Assignment tests have been used to infer the origin of cultivars in several crops70,71,72. Assignment based on Bayesian criteria for computation for the 92 cultivars was carried out in GeneClass 2.073 by using the wild populations as reference sets. We applied an exclusion test using the Monte Carlo resampling method74. The genotypes were generated by Markov Chain Monte Carlo simulations of 10,000 individuals for each of the wild populations.
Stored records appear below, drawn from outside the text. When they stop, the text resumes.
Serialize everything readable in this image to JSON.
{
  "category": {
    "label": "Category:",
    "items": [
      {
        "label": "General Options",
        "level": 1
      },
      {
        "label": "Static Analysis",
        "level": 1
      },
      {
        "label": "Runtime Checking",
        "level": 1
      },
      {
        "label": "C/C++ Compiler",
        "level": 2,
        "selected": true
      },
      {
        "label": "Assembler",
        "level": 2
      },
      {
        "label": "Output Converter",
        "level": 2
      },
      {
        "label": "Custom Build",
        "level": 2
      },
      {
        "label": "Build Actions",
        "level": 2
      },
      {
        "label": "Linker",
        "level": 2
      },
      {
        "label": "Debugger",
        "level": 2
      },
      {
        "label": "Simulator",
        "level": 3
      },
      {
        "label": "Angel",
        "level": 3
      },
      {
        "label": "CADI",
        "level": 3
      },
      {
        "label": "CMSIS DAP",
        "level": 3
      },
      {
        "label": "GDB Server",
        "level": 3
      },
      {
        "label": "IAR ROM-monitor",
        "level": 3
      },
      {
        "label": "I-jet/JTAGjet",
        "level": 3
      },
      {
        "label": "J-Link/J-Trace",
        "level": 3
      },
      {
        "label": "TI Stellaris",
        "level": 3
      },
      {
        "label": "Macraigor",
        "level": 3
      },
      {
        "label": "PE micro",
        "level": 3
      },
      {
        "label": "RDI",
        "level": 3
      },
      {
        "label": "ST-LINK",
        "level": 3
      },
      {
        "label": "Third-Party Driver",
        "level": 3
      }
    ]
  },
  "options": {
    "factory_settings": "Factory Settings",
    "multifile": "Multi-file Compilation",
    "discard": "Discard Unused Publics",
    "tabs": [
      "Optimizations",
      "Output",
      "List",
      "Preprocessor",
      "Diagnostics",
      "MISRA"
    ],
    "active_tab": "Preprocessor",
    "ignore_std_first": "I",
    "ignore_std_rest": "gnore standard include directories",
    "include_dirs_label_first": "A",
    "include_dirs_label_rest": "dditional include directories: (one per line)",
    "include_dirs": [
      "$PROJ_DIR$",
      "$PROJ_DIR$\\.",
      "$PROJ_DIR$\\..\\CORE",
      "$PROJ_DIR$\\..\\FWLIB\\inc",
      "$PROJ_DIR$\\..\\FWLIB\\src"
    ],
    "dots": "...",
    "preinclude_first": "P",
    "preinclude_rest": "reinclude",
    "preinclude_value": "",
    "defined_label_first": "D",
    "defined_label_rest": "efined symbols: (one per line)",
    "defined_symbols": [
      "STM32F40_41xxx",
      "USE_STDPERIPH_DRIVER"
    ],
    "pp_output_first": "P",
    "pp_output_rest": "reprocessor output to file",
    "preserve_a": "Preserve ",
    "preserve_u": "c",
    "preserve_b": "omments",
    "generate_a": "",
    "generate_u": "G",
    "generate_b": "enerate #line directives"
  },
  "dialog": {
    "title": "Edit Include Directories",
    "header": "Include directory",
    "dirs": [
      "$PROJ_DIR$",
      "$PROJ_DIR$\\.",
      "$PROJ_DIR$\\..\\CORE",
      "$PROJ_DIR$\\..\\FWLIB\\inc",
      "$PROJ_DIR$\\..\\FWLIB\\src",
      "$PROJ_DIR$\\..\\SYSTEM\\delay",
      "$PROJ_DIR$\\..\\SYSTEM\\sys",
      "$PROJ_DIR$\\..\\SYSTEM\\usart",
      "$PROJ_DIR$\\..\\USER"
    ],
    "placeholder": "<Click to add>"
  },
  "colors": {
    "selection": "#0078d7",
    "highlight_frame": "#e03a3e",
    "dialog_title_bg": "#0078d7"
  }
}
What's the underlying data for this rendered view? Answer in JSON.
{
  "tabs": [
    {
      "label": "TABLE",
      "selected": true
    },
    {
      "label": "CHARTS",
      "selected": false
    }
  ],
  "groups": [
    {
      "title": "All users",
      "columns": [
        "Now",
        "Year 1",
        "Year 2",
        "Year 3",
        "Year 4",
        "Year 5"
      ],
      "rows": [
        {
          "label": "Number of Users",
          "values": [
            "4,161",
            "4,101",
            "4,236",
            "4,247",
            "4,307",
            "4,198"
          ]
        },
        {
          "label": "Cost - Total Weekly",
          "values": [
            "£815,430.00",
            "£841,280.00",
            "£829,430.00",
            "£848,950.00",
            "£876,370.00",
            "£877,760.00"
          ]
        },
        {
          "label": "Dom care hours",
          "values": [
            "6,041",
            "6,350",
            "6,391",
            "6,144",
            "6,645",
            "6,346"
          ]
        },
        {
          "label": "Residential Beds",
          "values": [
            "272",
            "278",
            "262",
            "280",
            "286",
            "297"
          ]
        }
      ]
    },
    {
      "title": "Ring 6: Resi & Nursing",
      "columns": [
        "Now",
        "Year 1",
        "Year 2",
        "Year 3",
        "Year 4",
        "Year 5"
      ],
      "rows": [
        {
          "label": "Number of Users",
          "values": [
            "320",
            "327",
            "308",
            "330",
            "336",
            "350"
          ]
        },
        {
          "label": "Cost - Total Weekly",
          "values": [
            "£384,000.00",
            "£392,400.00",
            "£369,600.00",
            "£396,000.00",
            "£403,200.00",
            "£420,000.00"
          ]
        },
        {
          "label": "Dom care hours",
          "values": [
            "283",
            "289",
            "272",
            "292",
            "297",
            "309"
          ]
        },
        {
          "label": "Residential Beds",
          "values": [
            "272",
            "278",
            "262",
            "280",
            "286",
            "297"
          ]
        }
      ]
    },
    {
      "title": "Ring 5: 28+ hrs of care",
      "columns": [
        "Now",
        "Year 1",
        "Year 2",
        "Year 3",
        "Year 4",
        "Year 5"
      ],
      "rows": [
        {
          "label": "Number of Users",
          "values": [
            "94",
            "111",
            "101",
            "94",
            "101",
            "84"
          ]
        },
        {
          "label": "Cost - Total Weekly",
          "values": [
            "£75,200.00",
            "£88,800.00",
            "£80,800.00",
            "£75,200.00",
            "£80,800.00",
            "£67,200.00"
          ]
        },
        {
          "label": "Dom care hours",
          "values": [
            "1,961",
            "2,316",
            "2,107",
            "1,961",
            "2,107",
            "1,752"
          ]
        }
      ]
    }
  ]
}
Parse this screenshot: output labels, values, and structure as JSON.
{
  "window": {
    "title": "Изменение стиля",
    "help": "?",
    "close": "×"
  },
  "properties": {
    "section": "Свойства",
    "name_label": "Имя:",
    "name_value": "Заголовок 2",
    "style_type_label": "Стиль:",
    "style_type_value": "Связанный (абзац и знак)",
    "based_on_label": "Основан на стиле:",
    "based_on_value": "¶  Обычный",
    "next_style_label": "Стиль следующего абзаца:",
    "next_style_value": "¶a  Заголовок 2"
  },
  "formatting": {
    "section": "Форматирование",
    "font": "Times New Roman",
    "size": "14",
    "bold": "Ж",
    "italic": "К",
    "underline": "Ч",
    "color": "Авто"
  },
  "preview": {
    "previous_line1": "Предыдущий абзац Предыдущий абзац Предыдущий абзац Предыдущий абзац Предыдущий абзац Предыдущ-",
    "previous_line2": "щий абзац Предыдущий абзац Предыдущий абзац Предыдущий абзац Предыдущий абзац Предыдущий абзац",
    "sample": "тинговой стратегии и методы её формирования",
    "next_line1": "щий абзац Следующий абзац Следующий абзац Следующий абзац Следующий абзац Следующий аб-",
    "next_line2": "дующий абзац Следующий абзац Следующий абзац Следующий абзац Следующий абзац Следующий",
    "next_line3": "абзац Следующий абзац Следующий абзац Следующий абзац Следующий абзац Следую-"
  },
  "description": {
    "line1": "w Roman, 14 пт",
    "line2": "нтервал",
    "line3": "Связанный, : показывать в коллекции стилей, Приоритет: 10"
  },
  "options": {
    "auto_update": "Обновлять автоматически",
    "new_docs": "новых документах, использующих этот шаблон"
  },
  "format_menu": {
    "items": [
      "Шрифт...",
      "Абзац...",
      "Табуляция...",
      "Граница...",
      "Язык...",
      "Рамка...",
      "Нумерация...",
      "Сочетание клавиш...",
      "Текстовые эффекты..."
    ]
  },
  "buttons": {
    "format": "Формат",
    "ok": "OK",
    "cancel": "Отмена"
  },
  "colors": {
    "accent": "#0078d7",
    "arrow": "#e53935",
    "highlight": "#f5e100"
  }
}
When the probability that the wild populations in a region were sources of a cultivar was less than a given threshold (α = 0.01), the populations in that region were excluded from candidate sources for the tested cultivar.

For the 26 wild populations on Honshu island, we tested isolation by distance. Mantel tests75 were used to estimate the correlation between (FST/(1 − FST)) and the geographic distances (km) between sampled populations based on 10,000 randomizations using GenAlEx v. 6.5 software. Because wild populations TSU and TOK carried substantial portions of the “cultivar” genetic cluster, correlation of genetic distance and FST/(1 − FST) was also calculated for pairs including either TSU or TOK.